Você se considera um cara engraçado? E quando é que você perde a graça? Acho que sou um cara engraçado sim! Mas tenho graça quando estou relaxado, em família, entre amigos e nos ambientes profissionais que me sinto seguro e respeitado. Minha graça não está em ser espalhafatoso e extrovertido, definitivamente não sou esse. Estou mais para sossegado e observador. Meu humor vem daí! Perco a graça diante de situações preconceituosas e constrangedoras. Também detesto as desonestidades do cotidiano: gente que entra e duas filas de mercado, falsificação de documento pra ter desconto, puxar fio pra não pagar mais uma assinatura. Isso somado aos grandes sonegadores e corruptos têm reflexo imediato na política.
Agora com Clovinho em “Segundo Sol” você foi do drama ao humor à todo instante? Como foi isso? É um pouco como foi minha vida. Perdi minha mãe biológica aos cinco anos de idade. Foi levando a vida com humor que sobrevivi a isso. Acabou se tornando uma característica do meu trabalho. Fui amadurecendo como artista e entendi que gosto de contar histórias através de meus personagens. Para dar dimensões humanas a uma história precisamos dosar drama e humor porque assim é a vida. O Clovis vive intensamente suas emoções e busquei potencializá-las para dar corpo ao personagem.
Como foi dar vida a esse personagem puro e ingênuo no meio de uma família de gente enrolada? Clovis é um banquete para o ator. Diz tudo que pensa, ri e chora tudo que sente. Sem filtro, sem rodeio. Poderia ser catastrófico, mas, tudo isso revela um grande caráter nele. Muitas vezes está enxergando algo que poucos veem, mas, é ignorado. A inocência de Luzia, por exemplo. Nos capítulos mais recentes ele tem o reconhecimento da família, principalmente do pai que nunca o respeitou. Seu Dodô diz que é o melhor dos Falcão: íntegro, honesto e leve. Todos esses valores do Clovinho vou carregar para sempre comigo. É desses personagens que transformam nossas vidas.
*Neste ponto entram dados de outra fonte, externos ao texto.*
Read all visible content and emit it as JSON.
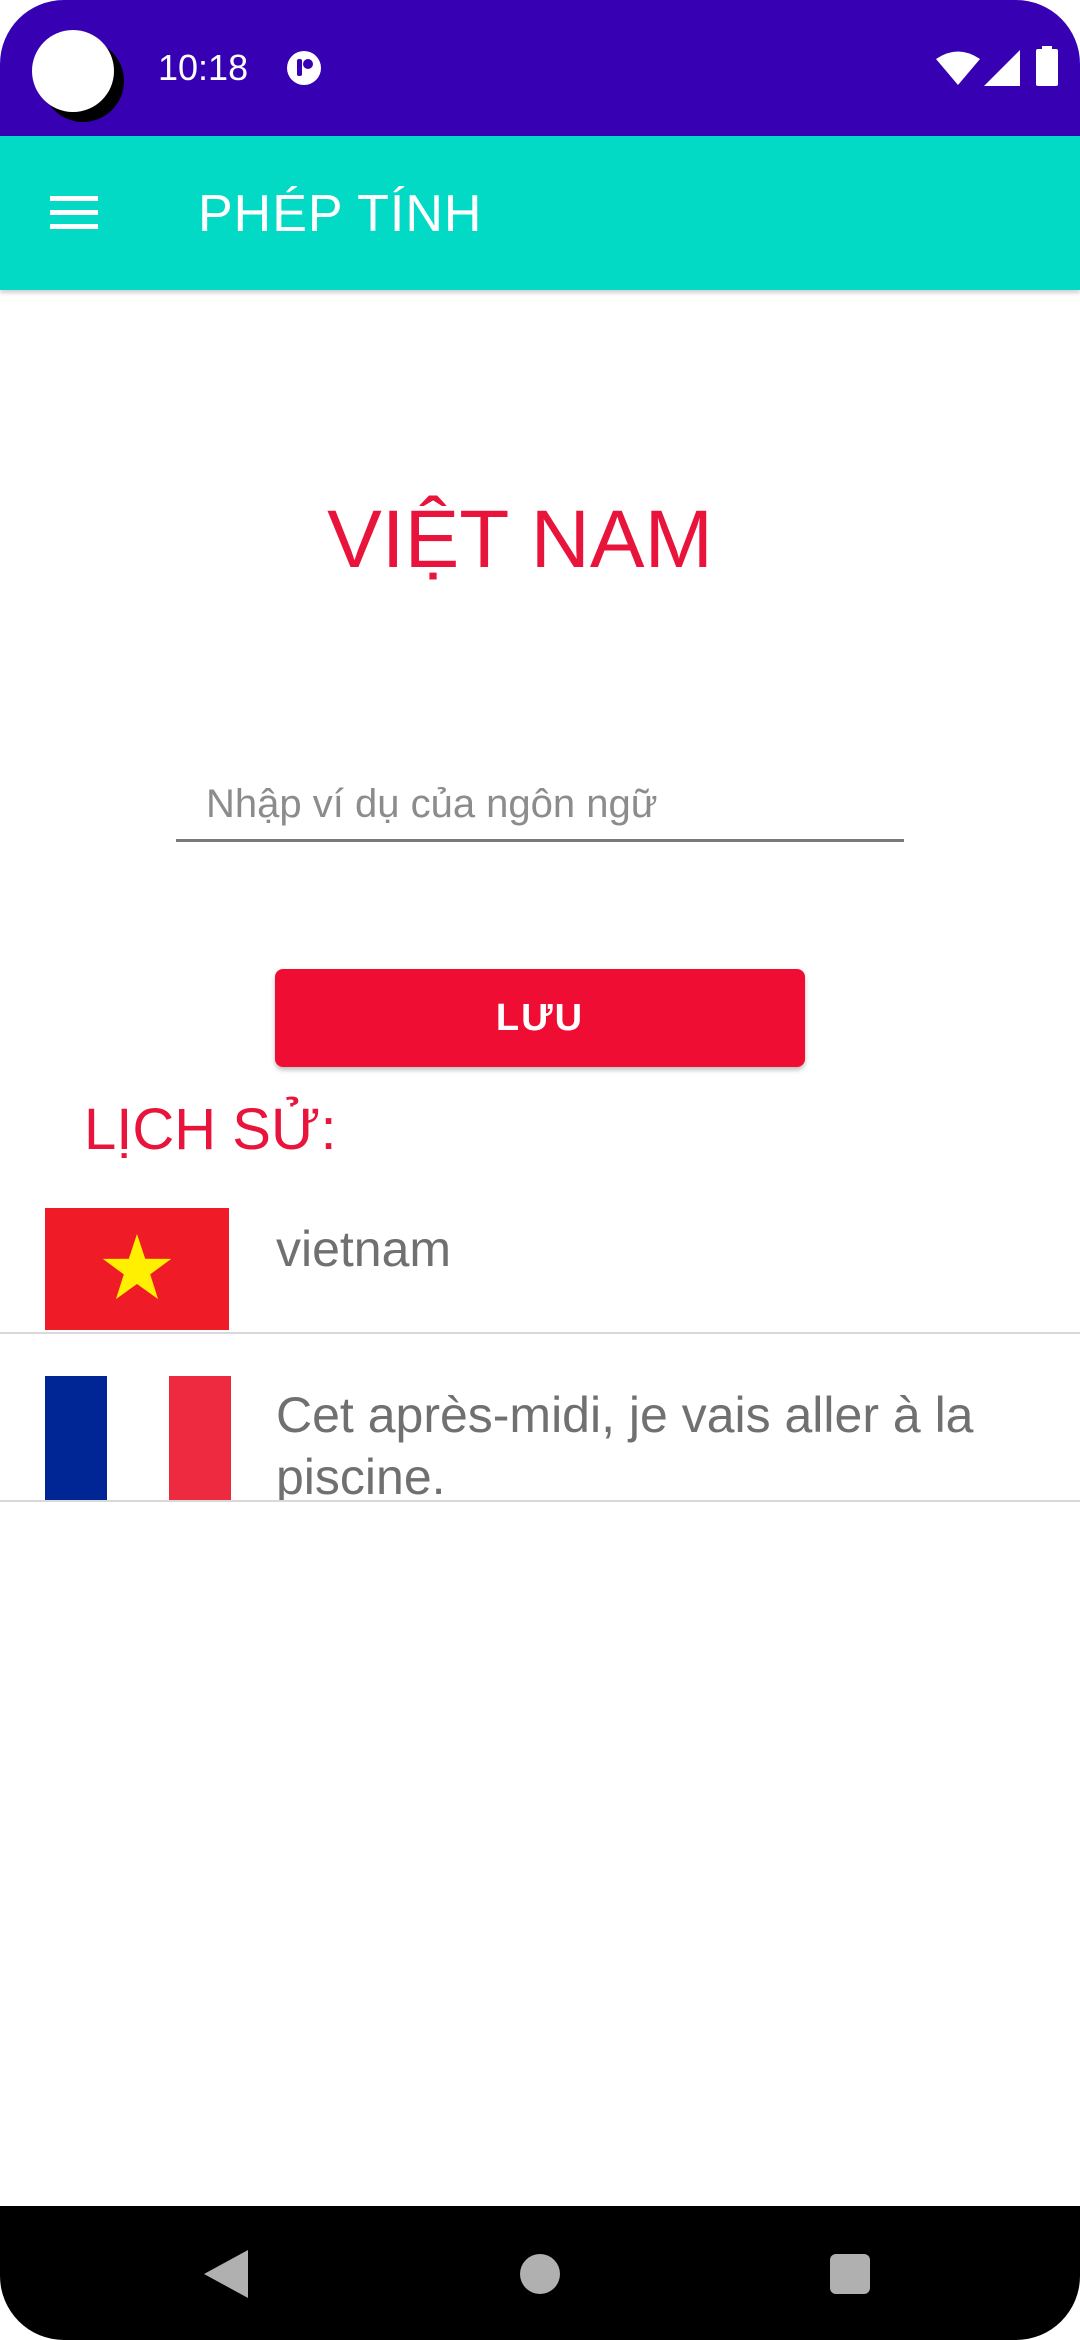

O que mais une os irmãos Falcão que vai deixar saudades? O encontro de quatro atores conscientes e com responsabilidades. Todos vêm do teatro e apontam nos seus trabalhos individuais debates e reflexões importantes. Nos reconhecemos na devoção à arte como irmãos. Além disso, sabemos nos divertir com nossas próprias companhias. Adoramos nos reunir para rir, conversar, comer, beber e trabalhar.
Você já se experimentou na TV, cinema, internet, teatro… Algum ambiente mais cômodo para você? Gosto de pensar que tudo é teatro. Claro que o volume das emoções e o corpo precisa se ajustar a cada um desses espaços, mas, o princípio é o mesmo, a relação do artista com o espectador.
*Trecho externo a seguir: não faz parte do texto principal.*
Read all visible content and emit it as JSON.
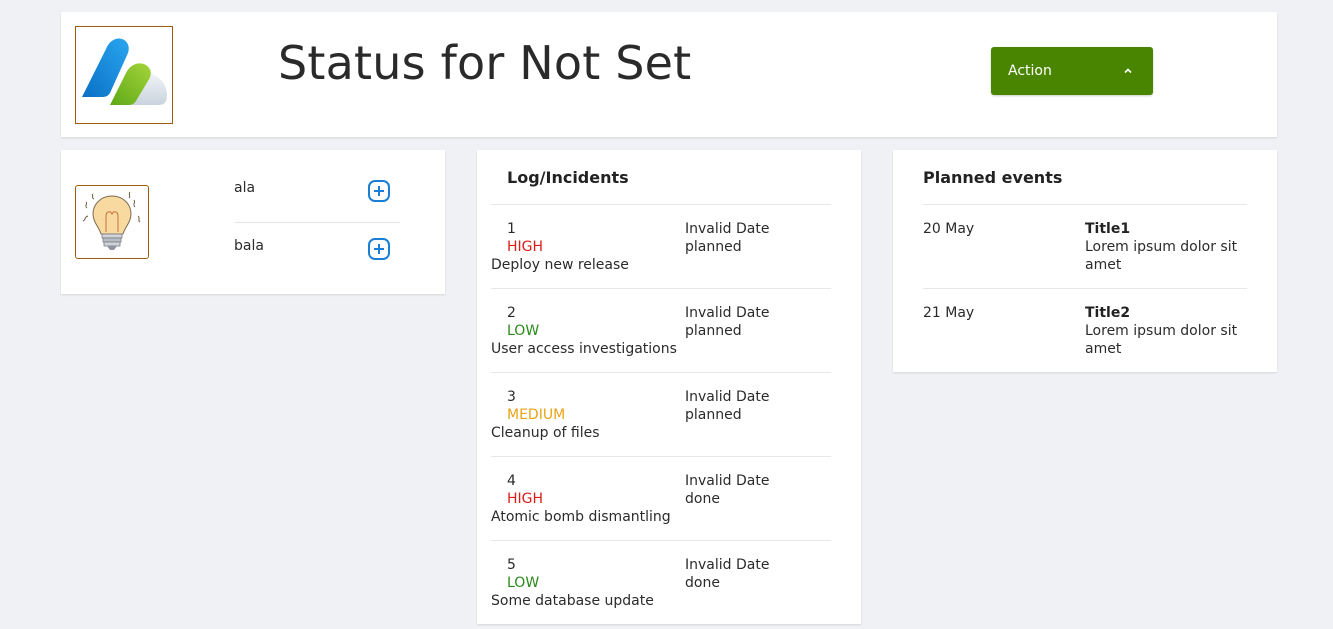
{
  "header": {
    "title": "Status for Not Set",
    "action_label": "Action",
    "logo_icon": "cloud-logo-icon",
    "action_color": "#4a8500"
  },
  "tags": {
    "icon": "lightbulb-icon",
    "items": [
      {
        "label": "ala"
      },
      {
        "label": "bala"
      }
    ]
  },
  "log": {
    "title": "Log/Incidents",
    "items": [
      {
        "id": "1",
        "severity": "HIGH",
        "description": "Deploy new release",
        "date": "Invalid Date",
        "status": "planned"
      },
      {
        "id": "2",
        "severity": "LOW",
        "description": "User access investigations",
        "date": "Invalid Date",
        "status": "planned"
      },
      {
        "id": "3",
        "severity": "MEDIUM",
        "description": "Cleanup of files",
        "date": "Invalid Date",
        "status": "planned"
      },
      {
        "id": "4",
        "severity": "HIGH",
        "description": "Atomic bomb dismantling",
        "date": "Invalid Date",
        "status": "done"
      },
      {
        "id": "5",
        "severity": "LOW",
        "description": "Some database update",
        "date": "Invalid Date",
        "status": "done"
      }
    ],
    "severity_colors": {
      "HIGH": "#d91e18",
      "LOW": "#2a8a1a",
      "MEDIUM": "#e8a317"
    }
  },
  "planned": {
    "title": "Planned events",
    "items": [
      {
        "date": "20 May",
        "title": "Title1",
        "description": "Lorem ipsum dolor sit amet"
      },
      {
        "date": "21 May",
        "title": "Title2",
        "description": "Lorem ipsum dolor sit amet"
      }
    ]
  }
}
O que você deseja como ator? E como expectador? Como ator eu desejo me comunicar. Tem coisa sendo feita para dialogar só com críticos e a própria classe artística. O público fica excluído. O meu sentido é o espectador, se ele aprova esse é meu prêmio. Claro que existe crítica especializada que enxerga e reconhece essa relação, são olhares que também me interessam muito. Não gosto é das bolhas porque arte deve ser popular e democratizada sempre. Quando sou público gosto de ver mais o produto e saber menos sobre quem o produz. É uma época de gente muito “famosa” e quando você pergunta o que ela faz descobre que não faz nada. São perfis e looks ambulantes.
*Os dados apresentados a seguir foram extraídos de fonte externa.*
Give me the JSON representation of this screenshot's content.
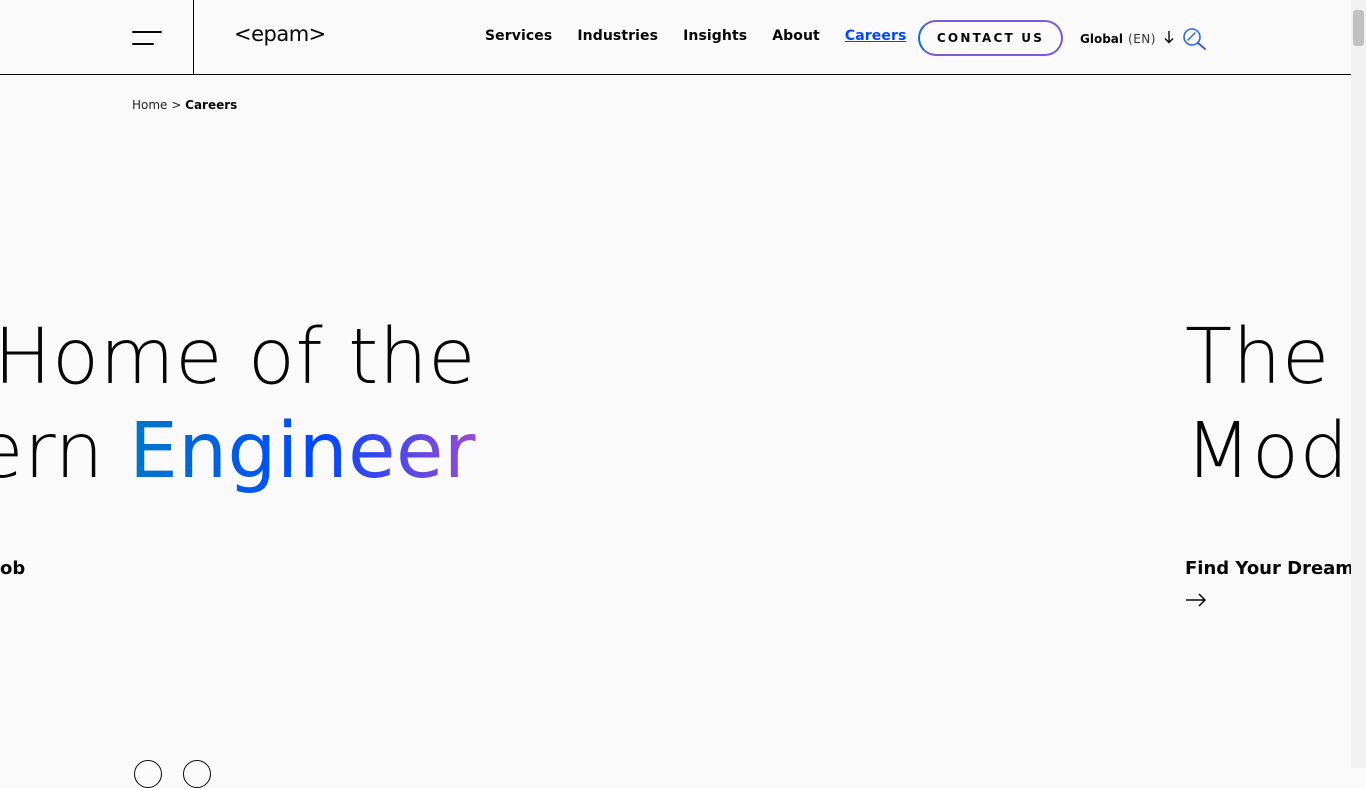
{
  "header": {
    "logo": "<epam>",
    "nav": [
      "Services",
      "Industries",
      "Insights",
      "About",
      "Careers"
    ],
    "active_nav": "Careers",
    "contact_label": "CONTACT US",
    "lang_region": "Global",
    "lang_code": "(EN)"
  },
  "breadcrumb": {
    "home": "Home",
    "sep": ">",
    "current": "Careers"
  },
  "carousel": {
    "slide_prev": {
      "line1": "Home of the",
      "line2_plain": "ern ",
      "line2_accent": "Engineer",
      "cta": "ob"
    },
    "slide_next": {
      "line1": "The",
      "line2": "Mod",
      "cta": "Find Your Dream J"
    }
  },
  "colors": {
    "accent_blue": "#0047ff",
    "gradient_purple": "#9a4ad0",
    "text": "#060606",
    "background": "#fafafa"
  },
  "icons": [
    "menu-icon",
    "chevron-down-icon",
    "search-icon",
    "arrow-right-icon"
  ]
}
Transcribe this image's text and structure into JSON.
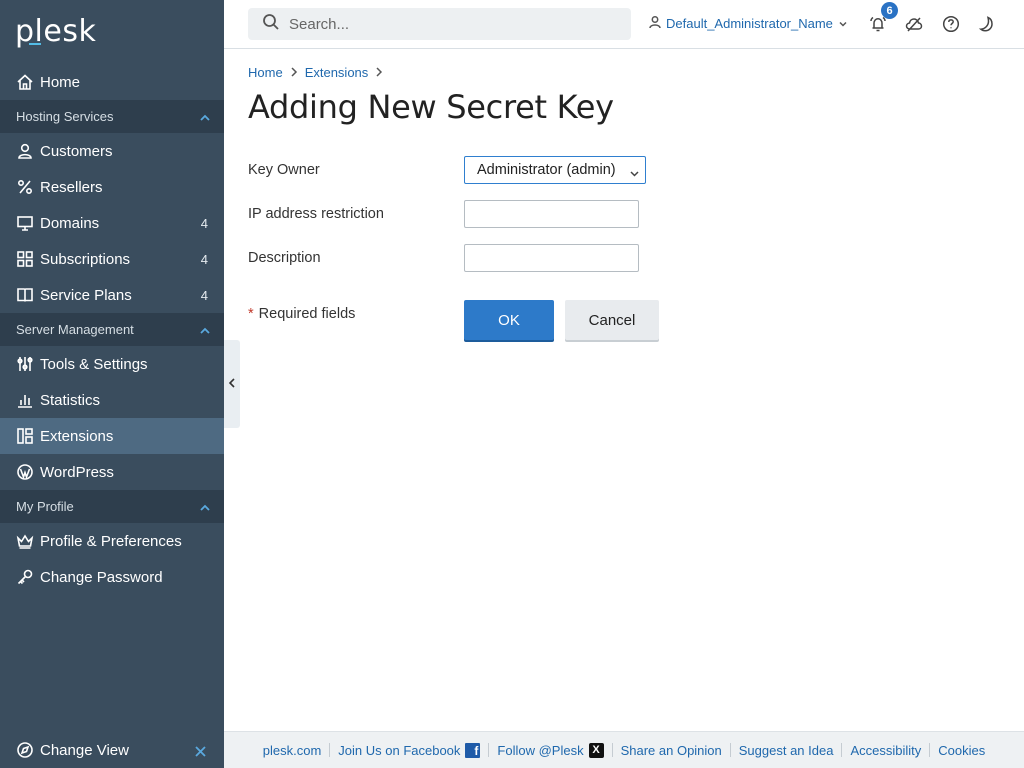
{
  "brand": {
    "logo_text": "plesk"
  },
  "sidebar": {
    "home": "Home",
    "sections": [
      {
        "label": "Hosting Services"
      },
      {
        "label": "Server Management"
      },
      {
        "label": "My Profile"
      }
    ],
    "hosting_items": [
      {
        "label": "Customers",
        "icon": "user-icon"
      },
      {
        "label": "Resellers",
        "icon": "percent-icon"
      },
      {
        "label": "Domains",
        "icon": "monitor-icon",
        "count": "4"
      },
      {
        "label": "Subscriptions",
        "icon": "grid-icon",
        "count": "4"
      },
      {
        "label": "Service Plans",
        "icon": "book-icon",
        "count": "4"
      }
    ],
    "server_items": [
      {
        "label": "Tools & Settings",
        "icon": "sliders-icon"
      },
      {
        "label": "Statistics",
        "icon": "bar-chart-icon"
      },
      {
        "label": "Extensions",
        "icon": "extensions-icon",
        "active": true
      },
      {
        "label": "WordPress",
        "icon": "wordpress-icon"
      }
    ],
    "profile_items": [
      {
        "label": "Profile & Preferences",
        "icon": "crown-icon"
      },
      {
        "label": "Change Password",
        "icon": "key-icon"
      }
    ],
    "change_view": "Change View"
  },
  "header": {
    "search_placeholder": "Search...",
    "user_name": "Default_Administrator_Name",
    "notification_count": "6"
  },
  "breadcrumb": [
    "Home",
    "Extensions"
  ],
  "page": {
    "title": "Adding New Secret Key",
    "form": {
      "key_owner_label": "Key Owner",
      "key_owner_value": "Administrator (admin)",
      "ip_label": "IP address restriction",
      "ip_value": "",
      "description_label": "Description",
      "description_value": "",
      "required_star": "*",
      "required_text": "Required fields",
      "ok_label": "OK",
      "cancel_label": "Cancel"
    }
  },
  "footer": {
    "links": [
      "plesk.com",
      "Join Us on Facebook",
      "Follow @Plesk",
      "Share an Opinion",
      "Suggest an Idea",
      "Accessibility",
      "Cookies"
    ],
    "fb_glyph": "f",
    "x_glyph": "X"
  },
  "colors": {
    "sidebar_bg": "#3a4d5e",
    "section_bg": "#2e3e4d",
    "active_bg": "#4e6a82",
    "accent": "#2d7ac9",
    "link": "#1f68ad"
  }
}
Como foi o início? Como percebeu que atuar era o que você queria pra vida? Fui um menino muito observador e criativo. Gostava de fazer cola de farinha pra criar objetos de jornal velho, ia pra escada do prédio pra cantar com eco, desenhava os meus próprios convites de aniversário e adorava copiar as cenas das novelas e filmes. Tentei estudar piano, desenho, esportes, mas, foi no teatro que tudo fez sentido. É uma arte que se dá em várias dimensões, percebi que ali eu poderia tocar, pintar, cantar, colar, me exercitar e contar histórias.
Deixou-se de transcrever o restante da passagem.